Bhaskaran, Ag. C.J.
1. This writ appeal is directed against the judgment dated 11-1-1984 in Order P. No. 273 of 1984-L. The writ petition was for the issue of a writ of certiorari for quashing the proceedings for the acquisition of 7 cents of land mentioned in the writ petition. There is also a prayer in the writ petition not to evict the petitioners from the land in question. The learned Judge in the judgment under appeal found that the petitioners did not question the bona fide character of the acquisition, but only wanted that their land should not be acquired and sonic other land which according to them is more suitable should be acquired. What the counsel for the appellants submitted before us is that it is actually the landlord under whom the petitioners are tenants in shop building who is behind the acquisition and therefore land acquisition proceedings are vitiated by mala fides. We find it difficult to agree with this reasoning advanced by the counsel for the appellants. Mala fides of the land acquisition authorities has to be clearly distinguished from the alleged mala fides of the land owner or the landlord.
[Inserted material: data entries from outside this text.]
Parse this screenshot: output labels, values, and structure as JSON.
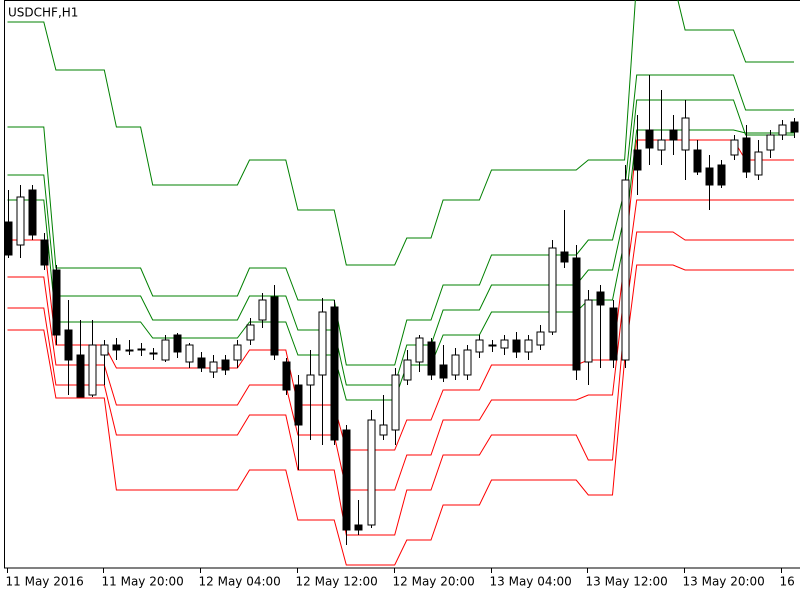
{
  "chart_data": {
    "type": "candlestick",
    "title": "USDCHF,H1",
    "categories": [
      "11 May 2016",
      null,
      null,
      null,
      null,
      null,
      null,
      null,
      "11 May 20:00",
      null,
      null,
      null,
      null,
      null,
      null,
      null,
      "12 May 04:00",
      null,
      null,
      null,
      null,
      null,
      null,
      null,
      "12 May 12:00",
      null,
      null,
      null,
      null,
      null,
      null,
      null,
      "12 May 20:00",
      null,
      null,
      null,
      null,
      null,
      null,
      null,
      "13 May 04:00",
      null,
      null,
      null,
      null,
      null,
      null,
      null,
      "13 May 12:00",
      null,
      null,
      null,
      null,
      null,
      null,
      null,
      "13 May 20:00",
      null,
      null,
      null,
      null,
      null,
      null,
      null,
      "16",
      null
    ],
    "open": [
      346,
      323,
      378,
      328,
      298,
      238,
      213,
      173,
      213,
      223,
      218,
      219,
      215,
      208,
      233,
      206,
      210,
      196,
      208,
      208,
      228,
      248,
      271,
      206,
      183,
      183,
      193,
      261,
      138,
      43,
      43,
      133,
      138,
      188,
      206,
      226,
      203,
      193,
      193,
      216,
      223,
      220,
      228,
      216,
      223,
      236,
      316,
      310,
      206,
      276,
      260,
      208,
      418,
      438,
      418,
      438,
      418,
      418,
      400,
      403,
      413,
      430,
      393,
      418,
      433,
      446
    ],
    "high": [
      378,
      383,
      383,
      335,
      303,
      268,
      248,
      248,
      228,
      230,
      228,
      225,
      220,
      233,
      235,
      225,
      216,
      213,
      213,
      228,
      250,
      275,
      283,
      210,
      193,
      218,
      270,
      268,
      143,
      68,
      158,
      173,
      200,
      218,
      233,
      230,
      223,
      220,
      223,
      233,
      228,
      233,
      236,
      233,
      243,
      328,
      358,
      323,
      278,
      283,
      268,
      403,
      453,
      493,
      478,
      453,
      468,
      428,
      413,
      408,
      433,
      443,
      428,
      438,
      448,
      450
    ],
    "low": [
      310,
      310,
      328,
      298,
      223,
      173,
      171,
      171,
      183,
      208,
      213,
      212,
      208,
      206,
      210,
      200,
      196,
      190,
      193,
      200,
      223,
      240,
      208,
      173,
      98,
      128,
      123,
      123,
      23,
      33,
      40,
      128,
      123,
      183,
      196,
      188,
      186,
      188,
      188,
      210,
      216,
      213,
      210,
      208,
      218,
      233,
      300,
      188,
      183,
      200,
      200,
      200,
      373,
      403,
      403,
      413,
      388,
      393,
      358,
      380,
      408,
      390,
      388,
      410,
      428,
      430
    ],
    "close": [
      313,
      371,
      333,
      303,
      233,
      208,
      171,
      223,
      223,
      218,
      217,
      218,
      215,
      228,
      216,
      223,
      200,
      206,
      198,
      223,
      243,
      268,
      213,
      178,
      143,
      193,
      256,
      128,
      38,
      38,
      148,
      143,
      193,
      208,
      230,
      193,
      190,
      213,
      218,
      228,
      222,
      228,
      216,
      228,
      236,
      320,
      306,
      198,
      268,
      263,
      208,
      388,
      398,
      420,
      428,
      428,
      450,
      396,
      383,
      383,
      428,
      396,
      416,
      433,
      443,
      436
    ],
    "series": [
      {
        "color": "#008000",
        "values": [
          546,
          546,
          546,
          546,
          498,
          498,
          498,
          498,
          498,
          441,
          441,
          441,
          383,
          383,
          383,
          383,
          383,
          383,
          383,
          383,
          408,
          408,
          408,
          408,
          358,
          358,
          358,
          358,
          303,
          303,
          303,
          303,
          303,
          330,
          330,
          330,
          368,
          368,
          368,
          368,
          398,
          398,
          398,
          398,
          398,
          398,
          398,
          398,
          408,
          408,
          408,
          408,
          588,
          588,
          588,
          588,
          538,
          538,
          538,
          538,
          538,
          506,
          506,
          506,
          506,
          506
        ]
      },
      {
        "color": "#008000",
        "values": [
          441,
          441,
          441,
          441,
          300,
          300,
          300,
          300,
          300,
          300,
          300,
          300,
          272,
          272,
          272,
          272,
          272,
          272,
          272,
          272,
          300,
          300,
          300,
          300,
          268,
          268,
          268,
          268,
          203,
          203,
          203,
          203,
          203,
          248,
          248,
          248,
          283,
          283,
          283,
          283,
          313,
          313,
          313,
          313,
          313,
          313,
          313,
          313,
          328,
          328,
          328,
          378,
          493,
          493,
          493,
          493,
          493,
          493,
          493,
          493,
          493,
          458,
          458,
          458,
          458,
          458
        ]
      },
      {
        "color": "#008000",
        "values": [
          393,
          393,
          393,
          393,
          272,
          272,
          272,
          272,
          272,
          272,
          272,
          272,
          248,
          248,
          248,
          248,
          248,
          248,
          248,
          248,
          272,
          272,
          272,
          272,
          238,
          238,
          238,
          238,
          183,
          183,
          183,
          183,
          183,
          223,
          223,
          223,
          258,
          258,
          258,
          258,
          283,
          283,
          283,
          283,
          283,
          283,
          283,
          283,
          298,
          298,
          298,
          353,
          468,
          468,
          468,
          468,
          468,
          468,
          468,
          468,
          468,
          433,
          433,
          433,
          433,
          433
        ]
      },
      {
        "color": "#008000",
        "values": [
          368,
          368,
          368,
          368,
          246,
          246,
          246,
          246,
          246,
          246,
          246,
          246,
          230,
          230,
          230,
          230,
          230,
          230,
          230,
          230,
          246,
          246,
          246,
          246,
          213,
          213,
          213,
          213,
          168,
          168,
          168,
          168,
          168,
          203,
          203,
          203,
          233,
          233,
          233,
          233,
          256,
          256,
          256,
          256,
          256,
          256,
          256,
          256,
          268,
          268,
          268,
          328,
          438,
          438,
          438,
          438,
          438,
          438,
          438,
          438,
          438,
          435,
          435,
          435,
          435,
          435
        ]
      },
      {
        "color": "#ff0000",
        "values": [
          328,
          328,
          328,
          328,
          223,
          223,
          223,
          223,
          223,
          200,
          200,
          200,
          200,
          200,
          200,
          200,
          200,
          200,
          200,
          200,
          218,
          218,
          218,
          218,
          163,
          163,
          163,
          163,
          118,
          118,
          118,
          118,
          118,
          148,
          148,
          148,
          178,
          178,
          178,
          178,
          203,
          203,
          203,
          203,
          203,
          203,
          203,
          203,
          208,
          208,
          208,
          308,
          428,
          428,
          428,
          428,
          428,
          428,
          428,
          428,
          428,
          408,
          408,
          408,
          408,
          408
        ]
      },
      {
        "color": "#ff0000",
        "values": [
          291,
          291,
          291,
          291,
          203,
          203,
          203,
          203,
          203,
          163,
          163,
          163,
          163,
          163,
          163,
          163,
          163,
          163,
          163,
          163,
          183,
          183,
          183,
          183,
          133,
          133,
          133,
          133,
          78,
          78,
          78,
          78,
          78,
          113,
          113,
          113,
          148,
          148,
          148,
          148,
          168,
          168,
          168,
          168,
          168,
          168,
          168,
          168,
          173,
          173,
          173,
          278,
          368,
          368,
          368,
          368,
          368,
          368,
          368,
          368,
          368,
          368,
          368,
          368,
          368,
          368
        ]
      },
      {
        "color": "#ff0000",
        "values": [
          260,
          260,
          260,
          260,
          183,
          183,
          183,
          183,
          183,
          133,
          133,
          133,
          133,
          133,
          133,
          133,
          133,
          133,
          133,
          133,
          153,
          153,
          153,
          153,
          98,
          98,
          98,
          98,
          33,
          33,
          33,
          33,
          33,
          78,
          78,
          78,
          113,
          113,
          113,
          113,
          133,
          133,
          133,
          133,
          133,
          133,
          133,
          133,
          108,
          108,
          108,
          248,
          336,
          336,
          336,
          336,
          328,
          328,
          328,
          328,
          328,
          328,
          328,
          328,
          328,
          328
        ]
      },
      {
        "color": "#ff0000",
        "values": [
          238,
          238,
          238,
          238,
          170,
          170,
          170,
          170,
          170,
          78,
          78,
          78,
          78,
          78,
          78,
          78,
          78,
          78,
          78,
          78,
          98,
          98,
          98,
          98,
          48,
          48,
          48,
          48,
          3,
          3,
          3,
          3,
          3,
          28,
          28,
          28,
          63,
          63,
          63,
          63,
          88,
          88,
          88,
          88,
          88,
          88,
          88,
          88,
          73,
          73,
          73,
          208,
          303,
          303,
          303,
          303,
          298,
          298,
          298,
          298,
          298,
          298,
          298,
          298,
          298,
          298
        ]
      }
    ],
    "up_color": "#ffffff",
    "down_color": "#000000",
    "ylim": [
      0,
      568
    ]
  }
}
2. The counsel also relied on the decision of the Supreme Court in State of Punjab v. Gurdial Singh, AIR 1980 SC 319. That was a ease where a particular plot was chosen to be acquired for a public purpose way back in 1962. In 197l, the Government under the pressure of an M.L.A. sought to acquire the land of the respondents before the Supreme Court. There, on the facts and circumstances of the case, Krishna lyer, J,, who spoke for the Bench, observed :
'By these canons, it is easy to hold that where one of the requisites of Section 4 or Section 6, viz., that the particular land is needed for the public purpose in view, is shown to be not the goal pursued but the private satisfaction of wreaking vengeance if the moving consideration in the selection of the land is an extraneous one, the law is derailed and the exercise is bad.'
In this case, the appellants-petitioners have no case that what was chosen originally has been given up and a new site has been sought to be acquired yielding to the pressure of an influential person; this decision, therefore, is clearly not applicable.
The result is that the writ appeal is dismissed in limine.